Saturday, November 10, 2012

Self-Awareness Saturday--DC Execs Again Master The PR Game

In an interview on Newsarama, DC Vice-President Of Marketing John Cunningham had this to say when asked whether it having so many Batman titles might dilute sales:

Well, I don't think it's quite rational to assume that the sales level of a current book would maintain if you created a second title in a different series of book. It would be great in the abstract if you could say, "Well, we can maintain a book here at this level while launching another one." But I don't think that's realistic in any way.

 Oh, wait, sorry, my mistake...that was an answer to why they didn't keep the Hellblazer title going while launching the nu52 Constantine title.

Because 14 Bat titles a month? No problem. But the idea of 2 Constantine books? "Irrational" and "not realistic."

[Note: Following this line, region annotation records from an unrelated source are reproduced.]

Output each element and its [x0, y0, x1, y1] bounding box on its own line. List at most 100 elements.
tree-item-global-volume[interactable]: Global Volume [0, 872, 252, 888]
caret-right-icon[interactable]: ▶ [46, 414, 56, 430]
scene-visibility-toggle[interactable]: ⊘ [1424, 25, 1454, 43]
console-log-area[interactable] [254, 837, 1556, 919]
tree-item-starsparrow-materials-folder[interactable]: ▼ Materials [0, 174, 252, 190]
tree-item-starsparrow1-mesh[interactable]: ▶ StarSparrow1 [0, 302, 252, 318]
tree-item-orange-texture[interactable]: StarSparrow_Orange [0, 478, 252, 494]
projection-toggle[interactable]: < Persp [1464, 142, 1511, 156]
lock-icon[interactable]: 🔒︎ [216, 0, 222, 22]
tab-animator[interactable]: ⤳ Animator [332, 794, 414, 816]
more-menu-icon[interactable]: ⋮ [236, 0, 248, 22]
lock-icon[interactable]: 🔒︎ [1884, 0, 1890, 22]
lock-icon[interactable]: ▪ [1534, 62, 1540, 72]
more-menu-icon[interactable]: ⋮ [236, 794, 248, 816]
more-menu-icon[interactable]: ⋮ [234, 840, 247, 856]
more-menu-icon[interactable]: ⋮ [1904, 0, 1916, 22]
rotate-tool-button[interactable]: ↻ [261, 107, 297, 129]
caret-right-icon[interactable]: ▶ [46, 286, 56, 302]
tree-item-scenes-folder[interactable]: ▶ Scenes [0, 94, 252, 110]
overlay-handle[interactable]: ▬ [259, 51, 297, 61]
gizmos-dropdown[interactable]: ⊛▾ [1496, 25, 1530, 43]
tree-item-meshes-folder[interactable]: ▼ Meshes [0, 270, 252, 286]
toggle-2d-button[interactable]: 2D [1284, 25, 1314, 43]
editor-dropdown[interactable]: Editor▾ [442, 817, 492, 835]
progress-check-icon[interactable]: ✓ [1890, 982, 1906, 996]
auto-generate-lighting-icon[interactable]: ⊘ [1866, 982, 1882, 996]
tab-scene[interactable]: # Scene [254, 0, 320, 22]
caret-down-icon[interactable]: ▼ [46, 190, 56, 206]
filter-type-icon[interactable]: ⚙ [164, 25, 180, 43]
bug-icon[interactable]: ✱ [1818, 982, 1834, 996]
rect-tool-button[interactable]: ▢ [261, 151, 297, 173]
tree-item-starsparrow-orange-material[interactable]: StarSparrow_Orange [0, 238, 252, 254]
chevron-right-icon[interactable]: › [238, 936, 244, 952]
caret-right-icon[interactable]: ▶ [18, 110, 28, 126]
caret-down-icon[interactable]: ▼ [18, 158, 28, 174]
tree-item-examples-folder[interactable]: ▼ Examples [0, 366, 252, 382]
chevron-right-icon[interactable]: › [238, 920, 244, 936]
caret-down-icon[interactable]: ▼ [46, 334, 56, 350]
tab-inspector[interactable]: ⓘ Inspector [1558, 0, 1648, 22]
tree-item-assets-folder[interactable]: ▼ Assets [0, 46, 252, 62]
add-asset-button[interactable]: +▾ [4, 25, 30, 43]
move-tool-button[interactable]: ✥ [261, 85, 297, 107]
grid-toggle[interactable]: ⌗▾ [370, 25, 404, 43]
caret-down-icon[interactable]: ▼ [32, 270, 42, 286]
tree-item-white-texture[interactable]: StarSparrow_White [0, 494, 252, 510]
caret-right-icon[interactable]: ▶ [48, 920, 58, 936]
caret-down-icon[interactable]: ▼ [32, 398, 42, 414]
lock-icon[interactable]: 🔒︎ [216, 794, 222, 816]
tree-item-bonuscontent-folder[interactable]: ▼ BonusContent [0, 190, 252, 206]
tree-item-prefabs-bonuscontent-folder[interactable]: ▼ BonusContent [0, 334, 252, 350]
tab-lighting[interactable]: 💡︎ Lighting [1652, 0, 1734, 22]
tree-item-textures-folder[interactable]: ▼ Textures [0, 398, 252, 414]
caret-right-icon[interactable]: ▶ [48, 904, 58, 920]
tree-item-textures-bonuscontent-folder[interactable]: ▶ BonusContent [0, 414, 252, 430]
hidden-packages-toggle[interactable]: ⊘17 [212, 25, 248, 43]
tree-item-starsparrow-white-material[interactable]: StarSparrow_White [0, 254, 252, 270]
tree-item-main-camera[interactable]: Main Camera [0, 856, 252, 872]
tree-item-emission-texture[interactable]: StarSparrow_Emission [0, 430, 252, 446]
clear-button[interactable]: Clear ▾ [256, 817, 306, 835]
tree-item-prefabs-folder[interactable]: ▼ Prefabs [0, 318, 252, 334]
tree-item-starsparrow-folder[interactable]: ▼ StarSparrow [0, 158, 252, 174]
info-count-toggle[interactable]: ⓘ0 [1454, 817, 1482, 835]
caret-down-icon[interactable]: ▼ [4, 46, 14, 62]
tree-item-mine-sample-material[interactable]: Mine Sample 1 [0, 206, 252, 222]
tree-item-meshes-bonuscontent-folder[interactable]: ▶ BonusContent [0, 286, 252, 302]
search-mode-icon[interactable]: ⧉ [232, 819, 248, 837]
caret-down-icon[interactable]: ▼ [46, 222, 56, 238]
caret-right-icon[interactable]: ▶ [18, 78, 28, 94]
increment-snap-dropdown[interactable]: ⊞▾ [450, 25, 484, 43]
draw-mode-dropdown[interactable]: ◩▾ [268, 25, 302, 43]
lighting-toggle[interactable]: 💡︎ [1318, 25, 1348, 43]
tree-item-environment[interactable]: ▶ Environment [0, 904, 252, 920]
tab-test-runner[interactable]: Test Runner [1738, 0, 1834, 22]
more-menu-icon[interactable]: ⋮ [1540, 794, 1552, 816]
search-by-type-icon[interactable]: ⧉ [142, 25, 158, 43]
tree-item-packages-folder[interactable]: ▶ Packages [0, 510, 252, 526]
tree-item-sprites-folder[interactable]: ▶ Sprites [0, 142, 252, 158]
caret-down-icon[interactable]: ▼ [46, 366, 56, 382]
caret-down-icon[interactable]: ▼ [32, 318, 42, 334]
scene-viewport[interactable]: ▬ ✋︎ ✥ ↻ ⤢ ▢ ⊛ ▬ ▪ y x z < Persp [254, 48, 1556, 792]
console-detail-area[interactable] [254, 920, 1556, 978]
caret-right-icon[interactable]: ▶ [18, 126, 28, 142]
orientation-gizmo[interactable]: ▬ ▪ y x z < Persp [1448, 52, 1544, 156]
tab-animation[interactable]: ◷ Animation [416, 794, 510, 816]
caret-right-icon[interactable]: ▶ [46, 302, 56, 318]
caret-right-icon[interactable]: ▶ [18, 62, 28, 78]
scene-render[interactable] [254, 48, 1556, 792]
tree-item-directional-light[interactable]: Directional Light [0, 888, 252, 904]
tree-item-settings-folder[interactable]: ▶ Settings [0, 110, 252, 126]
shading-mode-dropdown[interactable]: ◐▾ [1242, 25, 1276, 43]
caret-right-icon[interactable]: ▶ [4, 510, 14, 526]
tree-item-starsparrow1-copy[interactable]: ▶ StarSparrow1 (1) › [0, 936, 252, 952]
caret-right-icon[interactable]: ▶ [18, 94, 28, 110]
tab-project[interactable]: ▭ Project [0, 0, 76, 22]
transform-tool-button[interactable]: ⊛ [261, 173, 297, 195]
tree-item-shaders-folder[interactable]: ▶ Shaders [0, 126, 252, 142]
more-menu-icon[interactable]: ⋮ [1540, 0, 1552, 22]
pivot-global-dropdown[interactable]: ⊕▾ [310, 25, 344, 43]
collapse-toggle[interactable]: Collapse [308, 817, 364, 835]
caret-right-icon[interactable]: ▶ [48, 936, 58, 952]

I should point out that Cunningham and DC Senior VP Of Sales Bob Wayne do a masterful job of dismissing every question asked by Newsarama's Vaneta Rogers as the product of a deranged mind who knows nothing about comic books. Amongst their responses (For what it's worth, none of the questions was anything other than what many of us have been asking based on recent DC actions):

Cunningham: No, I think that sort of analysis is extremely surface and doesn't deal with the facts at all.
Nrama: What facts? What facts am I missing?
Cunningham: I don't know. I didn't hear enough of your thesis to know how that works.


Cunningham: That's a bizarrely speculative question. I don't really understand it.


Cunningham: I don't know. What a heck of a question. I guess I'm going to respond to that by saying that framework is weird.


 Wayne: I find this whole question kind of odd. 


Cunningham: You use that phrase "seems to indicate," and that seems to me to be the problem here...So some of these questions sort of veer into this weird speculation that I don't understand where the basis in reality even comes from.

Yes, that's all from the same interview. No, those are not all of the examples.

Obviously, DC sends these two out on PR runs because they've mastered the sophisticated task of "pretend not to understand every question and then turn them back on the interviewer and imply that she's stupid for having asked it." Well played, sirs, well played.


Siskoid said...

So nobody at DC read my thesis on their communications clusterfarce.

Or they did, but they thought it was weird, irrational and out of left field.

Ostrich, meet hole in the ground.

ShadowWing Tronix said...

Sounds like they have a career in politics if the comic thing doesn't work out.

SallyP said...

Is it just me, or do they really seem like a pair of dicks?

Siskoid said...

Two dicks, but no balls.

Siskoid said...

Thanks for coming. I'll be here all week.

snell said...

The thing is, these are questions they should have been prepped for. There's nothing outrageous or off the wall there. After killing Vertigo's longest running title, how can you NOT be ready for questions on the future of the imprint and its characters?

Siskoid said...

Exactly! There's absolutely no one trained in P.R. sitting in on these meetings.

Anonymous said...

Could students in school answer questions that way? "Billy, why did President Lincoln wait until after the battle of Antietam before he signed the Emancipation Proclamation?" "That's a bizarrely speculative question. I'm going to respond by saying the framework is weird."